At present, the main natural gas deep dewatering device at home and abroad is the use of synthetic fluorspar molecular sieves to strongly adsorb water vapor molecules in the gas to achieve deep dehydration.
Synthetic zeolite molecular sieve is a kind of aluminosilicate crystal with strict skeleton structure. The inner skeleton formed by silicon-aluminum tetrahedron has numerous micropores with three-dimensional connectivity. It is a strong polar adsorbent with uniform pore size and high The choice of adsorption separation ability. As the ratio of silicon to aluminum increases, the polarity of the molecular sieve gradually decreases. Therefore, the molecular sieve with a low silicon to aluminum ratio has a stronger ability to adsorb moisture, and is suitable for deep dehydration of gas.
Molecular sieves are high-efficiency dehydrators commonly used in compressed natural gas. The main advantages are as follows:
1 Molecular sieve can deeply dehydrate the gas. Under normal circumstances, its adsorption amount is higher than other adsorbents, which can reduce the size of the drying tower and save money.
2 Molecular sieves can effectively dry gases at higher temperatures.
3 Molecular sieves can selectively adsorb moisture, avoiding the co-adsorption of heavy hydrocarbons and causing the adsorbent to fail.
4 Molecular sieves are not easily damaged by liquid water, and adsorbents such as silica gel are easily brittle when exposed to water.

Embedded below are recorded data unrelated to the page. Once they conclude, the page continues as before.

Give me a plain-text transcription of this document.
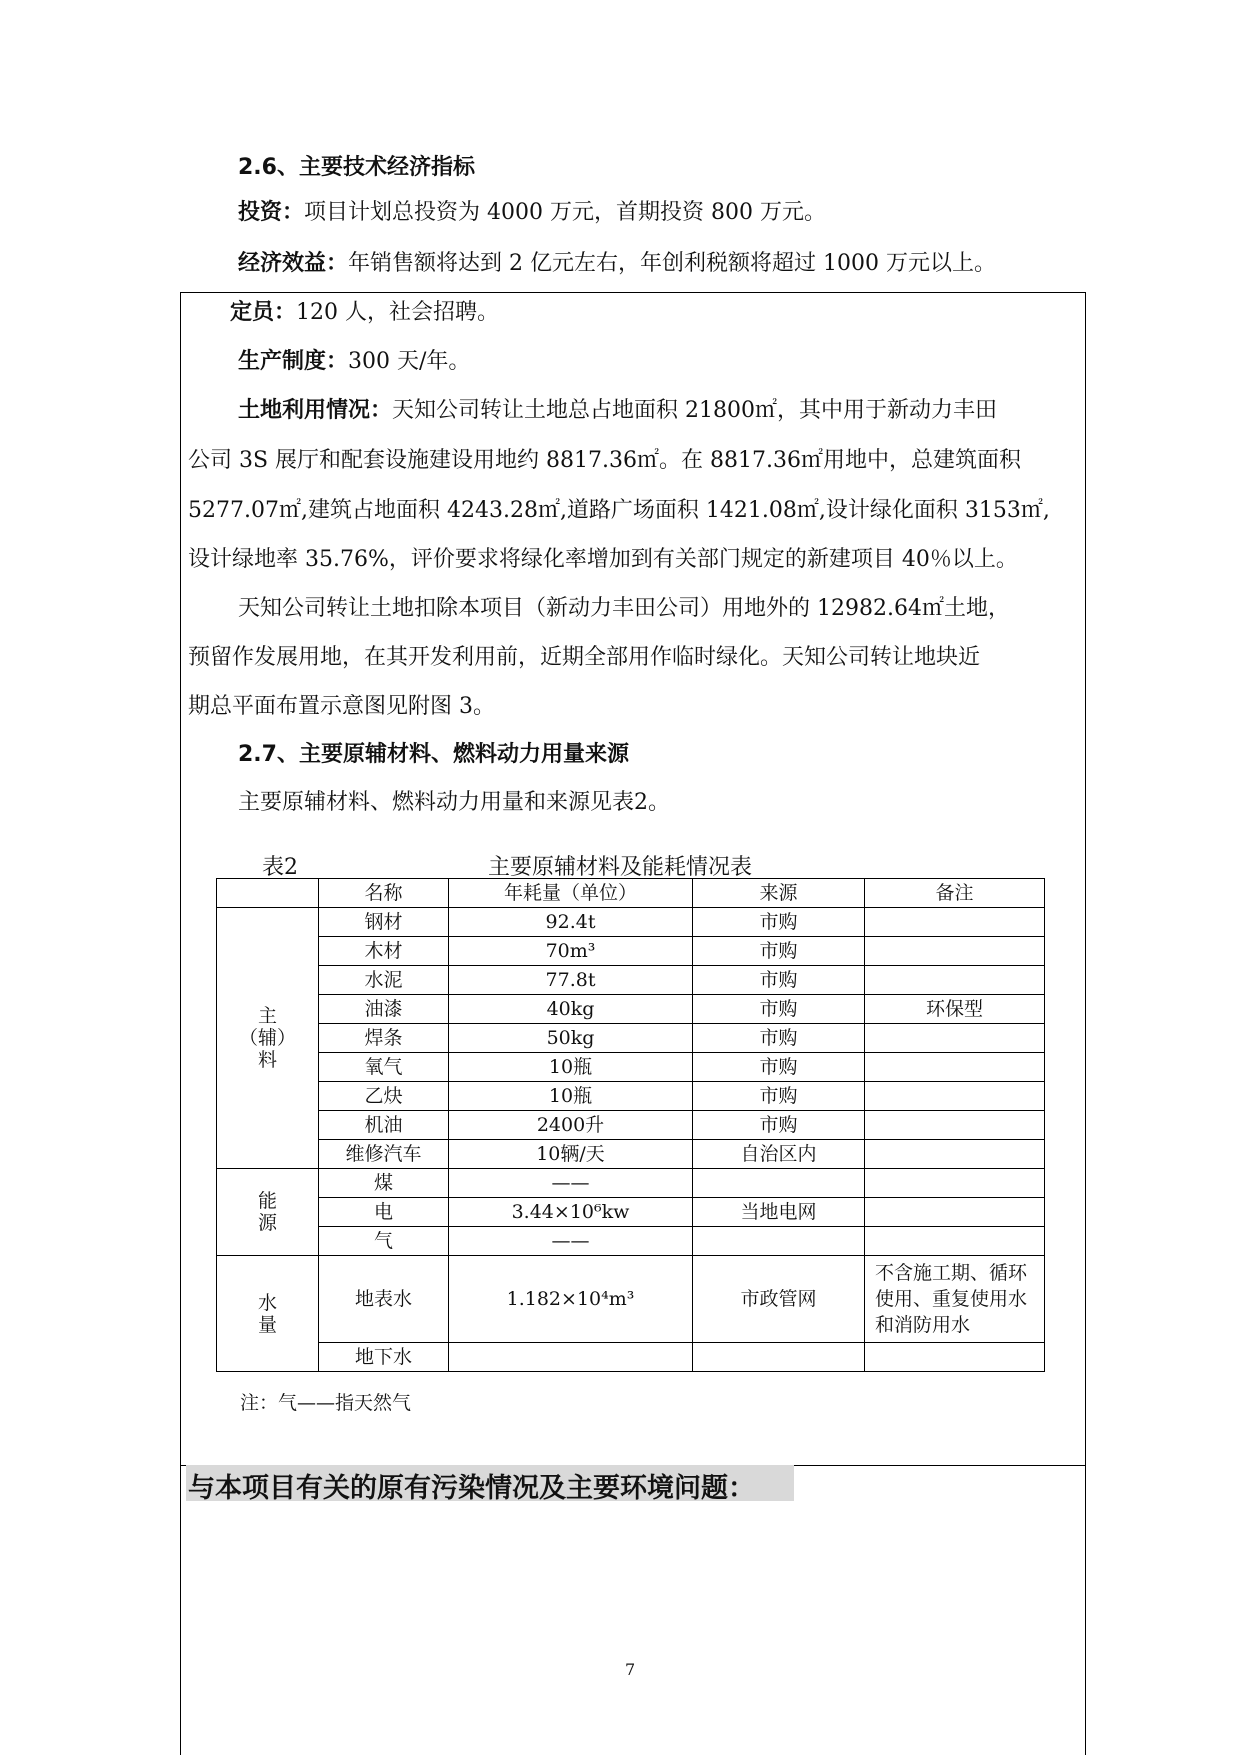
2.6、主要技术经济指标
投资：项目计划总投资为 4000 万元，首期投资 800 万元。
经济效益：年销售额将达到 2 亿元左右，年创利税额将超过 1000 万元以上。
定员：120 人，社会招聘。
生产制度：300 天/年。
土地利用情况：天知公司转让土地总占地面积 21800㎡，其中用于新动力丰田
公司 3S 展厅和配套设施建设用地约 8817.36㎡。在 8817.36㎡用地中，总建筑面积
5277.07㎡,建筑占地面积 4243.28㎡,道路广场面积 1421.08㎡,设计绿化面积 3153㎡,
设计绿地率 35.76%，评价要求将绿化率增加到有关部门规定的新建项目 40％以上。
天知公司转让土地扣除本项目（新动力丰田公司）用地外的 12982.64㎡土地，
预留作发展用地，在其开发利用前，近期全部用作临时绿化。天知公司转让地块近
期总平面布置示意图见附图 3。
2.7、主要原辅材料、燃料动力用量来源
主要原辅材料、燃料动力用量和来源见表2。
表2	主要原辅材料及能耗情况表
	名称	年耗量（单位）	来源	备注

主
（辅）
料	钢材	92.4t	市购	
	木材	70m³	市购	
	水泥	77.8t	市购	
	油漆	40kg	市购	环保型
	焊条	50kg	市购	
	氧气	10瓶	市购	
	乙炔	10瓶	市购	
	机油	2400升	市购	
	维修汽车	10辆/天	自治区内	

能
源	煤	——		
	电	3.44×10⁶kw	当地电网	
	气	——		

水
量	地表水	1.182×10⁴m³	市政管网	不含施工期、循环使用、重复使用水和消防用水
	地下水			
注：气——指天然气
与本项目有关的原有污染情况及主要环境问题：
7
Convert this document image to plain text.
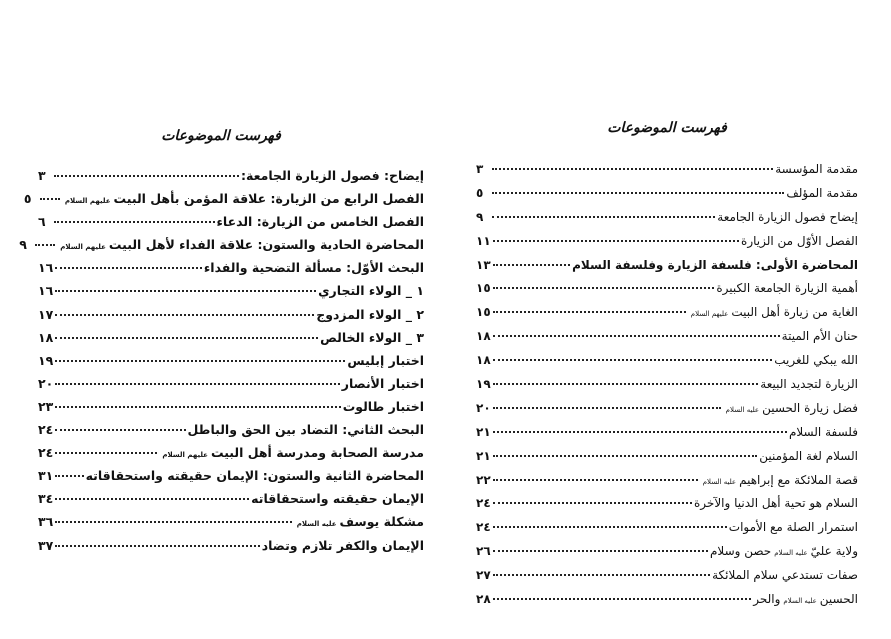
فهرست الموضوعات
إيضاح: فصول الزيارة الجامعة:
٣
الفصل الرابع من الزيارة: علاقة المؤمن بأهل البيت
عليهم السلام
٥
الفصل الخامس من الزيارة: الدعاء
٦
المحاضرة الحادية والستون: علاقة الفداء لأهل البيت
عليهم السلام
٩
البحث الأوّل: مسألة التضحية والفداء
١٦
١ _ الولاء التجاري
١٦
٢ _ الولاء المزدوج
١٧
٣ _ الولاء الخالص
١٨
اختبار إبليس
١٩
اختبار الأنصار
٢٠
اختبار طالوت
٢٣
البحث الثاني: التضاد بين الحق والباطل
٢٤
مدرسة الصحابة ومدرسة أهل البيت
عليهم السلام
٢٤
المحاضرة الثانية والستون: الإيمان حقيقته واستحقاقاته
٣١
الإيمان حقيقته واستحقاقاته
٣٤
مشكلة يوسف
عليه السلام
٣٦
الإيمان والكفر تلازم وتضاد
٣٧
فهرست الموضوعات
مقدمة المؤسسة
٣
مقدمة المؤلف
٥
إيضاح فصول الزيارة الجامعة
٩
الفصل الأوّل من الزيارة
١١
المحاضرة الأولى: فلسفة الزيارة وفلسفة السلام
١٣
أهمية الزيارة الجامعة الكبيرة
١٥
الغاية من زيارة أهل البيت
عليهم السلام
١٥
حنان الأم الميتة
١٨
الله يبكي للغريب
١٨
الزيارة لتجديد البيعة
١٩
فضل زيارة الحسين
عليه السلام
٢٠
فلسفة السلام
٢١
السلام لغة المؤمنين
٢١
قصة الملائكة مع إبراهيم
عليه السلام
٢٢
السلام هو تحية أهل الدنيا والآخرة
٢٤
استمرار الصلة مع الأموات
٢٤
ولاية عليّ
عليه السلام
حصن وسلام
٢٦
صفات تستدعي سلام الملائكة
٢٧
الحسين
عليه السلام
والحر
٢٨
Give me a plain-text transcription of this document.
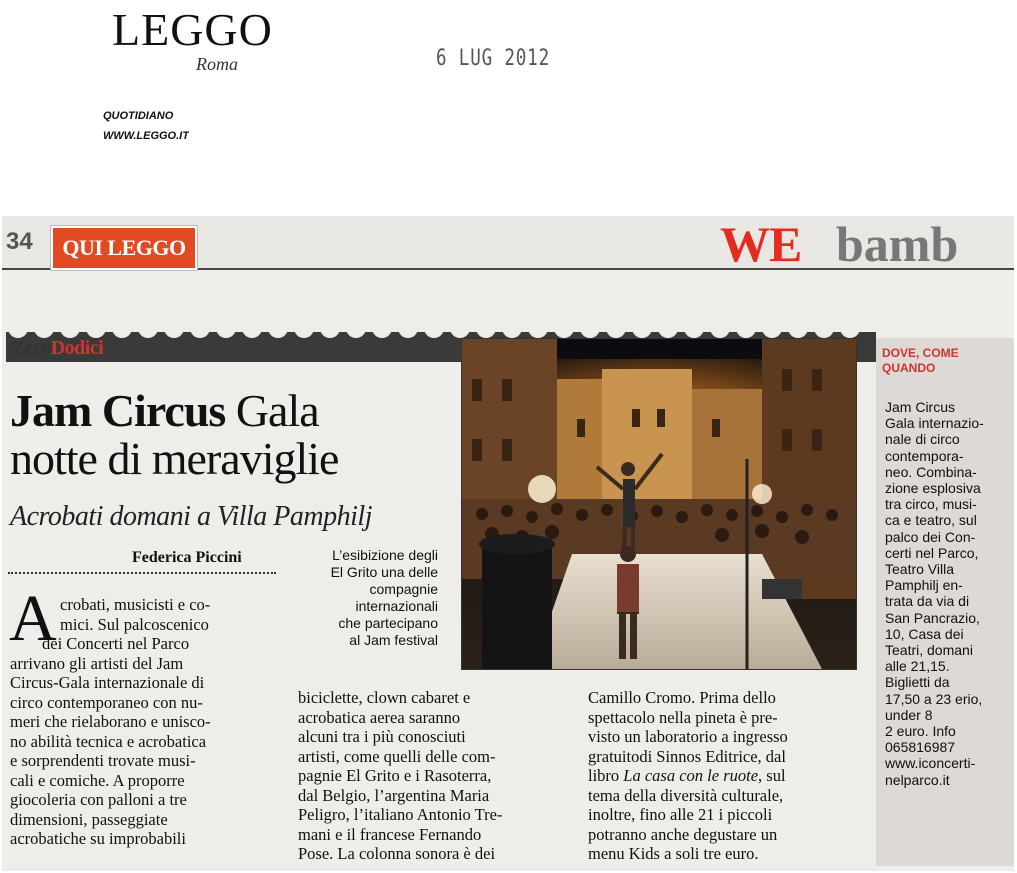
LEGGO
Roma	6 LUG 2012
QUOTIDIANO
WWW.LEGGO.IT
34	QUI LEGGO	WE bamb
ZeroDodici
Jam Circus Gala
notte di meraviglie
Acrobati domani a Villa Pamphilj
Federica Piccini	L’esibizione degli
El Grito una delle
compagnie
internazionali
che partecipano
al Jam festival
A crobati, musicisti e co-

mici. Sul palcoscenico

dei Concerti nel Parco

arrivano gli artisti del Jam

Circus-Gala internazionale di

circo contemporaneo con nu-

meri che rielaborano e unisco-

no abilità tecnica e acrobatica

e sorprendenti trovate musi-

cali e comiche. A proporre

giocoleria con palloni a tre

dimensioni, passeggiate

acrobatiche su improbabili

biciclette, clown cabaret e

acrobatica aerea saranno

alcuni tra i più conosciuti

artisti, come quelli delle com-

pagnie El Grito e i Rasoterra,

dal Belgio, l’argentina Maria

Peligro, l’italiano Antonio Tre-

mani e il francese Fernando

Pose. La colonna sonora è dei

Camillo Cromo. Prima dello

spettacolo nella pineta è pre-

visto un laboratorio a ingresso

gratuitodi Sinnos Editrice, dal

libro La casa con le ruote, sul

tema della diversità culturale,

inoltre, fino alle 21 i piccoli

potranno anche degustare un

menu Kids a soli tre euro.

DOVE, COME
QUANDO

Jam Circus

Gala internazio-

nale di circo

contempora-

neo. Combina-

zione esplosiva

tra circo, musi-

ca e teatro, sul

palco dei Con-

certi nel Parco,

Teatro Villa

Pamphilj en-

trata da via di

San Pancrazio,

10, Casa dei

Teatri, domani

alle 21,15.

Biglietti da

17,50 a 23 erio,

under 8

2 euro. Info

065816987

www.iconcerti-

nelparco.it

As the gas passes through the molecular sieve bed, the water vapor molecules in the gas enter the pores inside the molecular sieve with the gas stream. Since water molecules are highly polar molecules, they are adsorbed on the pores and no longer flow with the gas; while hydrocarbon gases such as methane are non-polar molecules, they pass smoothly and the gas is dried.
As the moisture adsorbed by the molecular sieve in the adsorption tower increases, the adsorption capacity of the molecular sieve to the water molecules gradually decreases. When a certain value is reached, the water molecules in the gas at the outlet of the adsorption tower exceed the specified value, indicating the molecular sieve in the tower. Has been saturated. At this time, it is necessary to regenerate the molecular sieve in the adsorption tower.
The regeneration process is the process of expelling the water molecules adsorbed in the micropores of the molecular sieve to reactivate the molecular sieve. The design of the regeneration process is critical to the continuous operation of the dryer. As a molecular sieve filling tower for adsorbing moisture, no matter how much design margin is selected, the molecular sieve will eventually be saturated and lose the ability to adsorb moisture. Therefore, choosing a reasonable regeneration process and parameters becomes the focus of dryer design. A reasonable regeneration process can achieve the purpose of effective regeneration with as little consumption as possible (electric heating power, gas consumption rate).